隠れて見つけて
深い森の奥。
青い木々の葉の間からは、光が白く差し込んでいる。
緑が深いせいか、この場所は一層、空気が清い気がする。
そんな中、アリスは立ち尽くしていた。
「……」
体はじっと固まったままだが、アリスの視線は一点に注がれている。
アリスの目の前には、もっさりとした茂みがあった。
どうして、こんな所で足止めを喰らっているのかというと。
(ええと……)
それを見つけた時、アリスはどう反応していいのか分からずに――結局、足を止めることしか出来なかった。
そして今に至る。
かれこれ十分は経っているだろうか。
時間の狂った世界で、その『十分』というのもただの体感だけれど、もっと長いかもしれない。
茂みから生えている、長い尻尾をまじまじと見つめる。
思わせぶりにちらりと覗く、長くて茶色がかった尻尾。
時折、ぱたぱたと動いているのがご愛嬌だ。
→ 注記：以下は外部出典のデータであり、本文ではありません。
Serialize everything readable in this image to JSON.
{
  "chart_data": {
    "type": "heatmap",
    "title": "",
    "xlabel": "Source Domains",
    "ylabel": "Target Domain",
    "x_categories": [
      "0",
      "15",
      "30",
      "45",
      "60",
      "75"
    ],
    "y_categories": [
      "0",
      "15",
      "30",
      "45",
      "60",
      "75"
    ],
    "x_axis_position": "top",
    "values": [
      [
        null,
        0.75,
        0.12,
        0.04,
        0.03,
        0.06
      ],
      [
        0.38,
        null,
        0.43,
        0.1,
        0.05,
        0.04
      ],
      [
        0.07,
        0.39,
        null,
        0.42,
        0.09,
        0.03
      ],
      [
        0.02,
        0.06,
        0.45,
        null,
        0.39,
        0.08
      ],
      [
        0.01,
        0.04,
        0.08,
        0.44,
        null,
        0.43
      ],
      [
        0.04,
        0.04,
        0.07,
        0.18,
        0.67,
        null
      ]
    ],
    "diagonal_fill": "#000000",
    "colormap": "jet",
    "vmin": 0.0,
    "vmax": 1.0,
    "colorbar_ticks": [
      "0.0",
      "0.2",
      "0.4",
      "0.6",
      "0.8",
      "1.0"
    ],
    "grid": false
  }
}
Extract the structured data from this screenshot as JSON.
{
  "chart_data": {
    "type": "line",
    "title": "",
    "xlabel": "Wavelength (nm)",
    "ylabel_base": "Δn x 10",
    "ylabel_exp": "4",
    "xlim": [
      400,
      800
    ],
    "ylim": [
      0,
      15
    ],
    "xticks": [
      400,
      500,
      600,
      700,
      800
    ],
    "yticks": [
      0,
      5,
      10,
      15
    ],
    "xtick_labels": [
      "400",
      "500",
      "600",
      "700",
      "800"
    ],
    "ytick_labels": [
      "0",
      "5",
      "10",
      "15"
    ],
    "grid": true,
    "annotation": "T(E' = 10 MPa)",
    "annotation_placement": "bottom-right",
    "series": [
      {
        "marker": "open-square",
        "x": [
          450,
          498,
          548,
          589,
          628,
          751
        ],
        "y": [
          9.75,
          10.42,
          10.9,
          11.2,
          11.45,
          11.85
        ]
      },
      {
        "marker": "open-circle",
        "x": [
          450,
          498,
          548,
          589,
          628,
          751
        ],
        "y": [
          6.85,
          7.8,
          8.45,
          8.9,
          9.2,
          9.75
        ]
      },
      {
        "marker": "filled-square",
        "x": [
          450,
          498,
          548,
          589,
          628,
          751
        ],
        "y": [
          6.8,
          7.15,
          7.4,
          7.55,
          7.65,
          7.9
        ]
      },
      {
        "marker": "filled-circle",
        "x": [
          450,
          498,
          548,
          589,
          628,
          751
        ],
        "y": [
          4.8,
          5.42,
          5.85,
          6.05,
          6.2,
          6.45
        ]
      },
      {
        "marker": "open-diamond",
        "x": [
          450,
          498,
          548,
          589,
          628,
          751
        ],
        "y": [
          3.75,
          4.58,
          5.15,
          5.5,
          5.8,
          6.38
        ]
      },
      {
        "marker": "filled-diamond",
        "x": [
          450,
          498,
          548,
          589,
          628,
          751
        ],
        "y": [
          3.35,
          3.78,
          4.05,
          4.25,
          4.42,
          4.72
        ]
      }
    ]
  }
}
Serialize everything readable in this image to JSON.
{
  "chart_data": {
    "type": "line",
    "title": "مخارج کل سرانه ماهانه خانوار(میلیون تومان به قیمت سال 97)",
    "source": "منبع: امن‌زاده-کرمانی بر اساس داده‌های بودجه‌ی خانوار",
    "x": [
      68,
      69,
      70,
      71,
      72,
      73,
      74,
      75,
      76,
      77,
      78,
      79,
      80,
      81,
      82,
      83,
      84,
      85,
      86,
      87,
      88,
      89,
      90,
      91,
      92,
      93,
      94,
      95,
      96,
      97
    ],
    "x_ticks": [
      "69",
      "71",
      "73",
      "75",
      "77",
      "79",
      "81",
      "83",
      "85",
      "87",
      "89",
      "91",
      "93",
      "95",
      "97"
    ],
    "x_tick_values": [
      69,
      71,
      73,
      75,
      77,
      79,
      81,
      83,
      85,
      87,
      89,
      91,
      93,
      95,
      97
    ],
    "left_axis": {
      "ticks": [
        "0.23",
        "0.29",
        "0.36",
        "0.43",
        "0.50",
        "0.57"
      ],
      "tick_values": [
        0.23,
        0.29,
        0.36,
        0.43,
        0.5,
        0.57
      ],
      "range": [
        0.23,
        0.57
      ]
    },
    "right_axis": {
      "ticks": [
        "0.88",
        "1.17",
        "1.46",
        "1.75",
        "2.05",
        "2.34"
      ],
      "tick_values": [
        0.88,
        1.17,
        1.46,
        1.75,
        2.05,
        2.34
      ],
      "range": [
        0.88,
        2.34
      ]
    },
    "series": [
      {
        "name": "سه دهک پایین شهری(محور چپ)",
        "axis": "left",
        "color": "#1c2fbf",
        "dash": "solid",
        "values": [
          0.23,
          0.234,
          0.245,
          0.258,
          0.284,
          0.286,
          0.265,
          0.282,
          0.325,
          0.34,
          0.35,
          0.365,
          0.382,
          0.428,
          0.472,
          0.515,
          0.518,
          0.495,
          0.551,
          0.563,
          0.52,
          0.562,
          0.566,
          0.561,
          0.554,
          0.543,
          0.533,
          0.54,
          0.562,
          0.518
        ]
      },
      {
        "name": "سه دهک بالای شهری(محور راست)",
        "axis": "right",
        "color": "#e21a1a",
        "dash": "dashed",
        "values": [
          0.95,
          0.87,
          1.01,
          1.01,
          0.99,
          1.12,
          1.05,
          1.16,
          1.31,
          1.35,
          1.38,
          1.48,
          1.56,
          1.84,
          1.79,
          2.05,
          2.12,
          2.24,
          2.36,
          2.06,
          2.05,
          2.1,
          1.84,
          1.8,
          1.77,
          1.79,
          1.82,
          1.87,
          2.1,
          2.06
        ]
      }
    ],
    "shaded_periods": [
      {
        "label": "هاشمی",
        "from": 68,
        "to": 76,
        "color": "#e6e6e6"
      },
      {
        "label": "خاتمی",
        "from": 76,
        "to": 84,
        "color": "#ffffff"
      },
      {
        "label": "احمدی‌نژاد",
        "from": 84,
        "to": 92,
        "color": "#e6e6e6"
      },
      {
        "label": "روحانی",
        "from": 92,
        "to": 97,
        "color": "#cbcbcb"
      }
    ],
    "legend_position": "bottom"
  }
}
その尻尾には見覚えがあった。
(ピアスだよね……完全に)
まあ、尻尾だけでは――本体そのものを見ないことには、完全にはピアスであると言い切れないけれど。
(どうしようかな)
おそらく、ピアスはその茂みに隠れているのだろう。
大人しさの欠片もない尻尾を見る限りでは、彼が本気で隠れているつもりかは、若干、疑わしいけれど。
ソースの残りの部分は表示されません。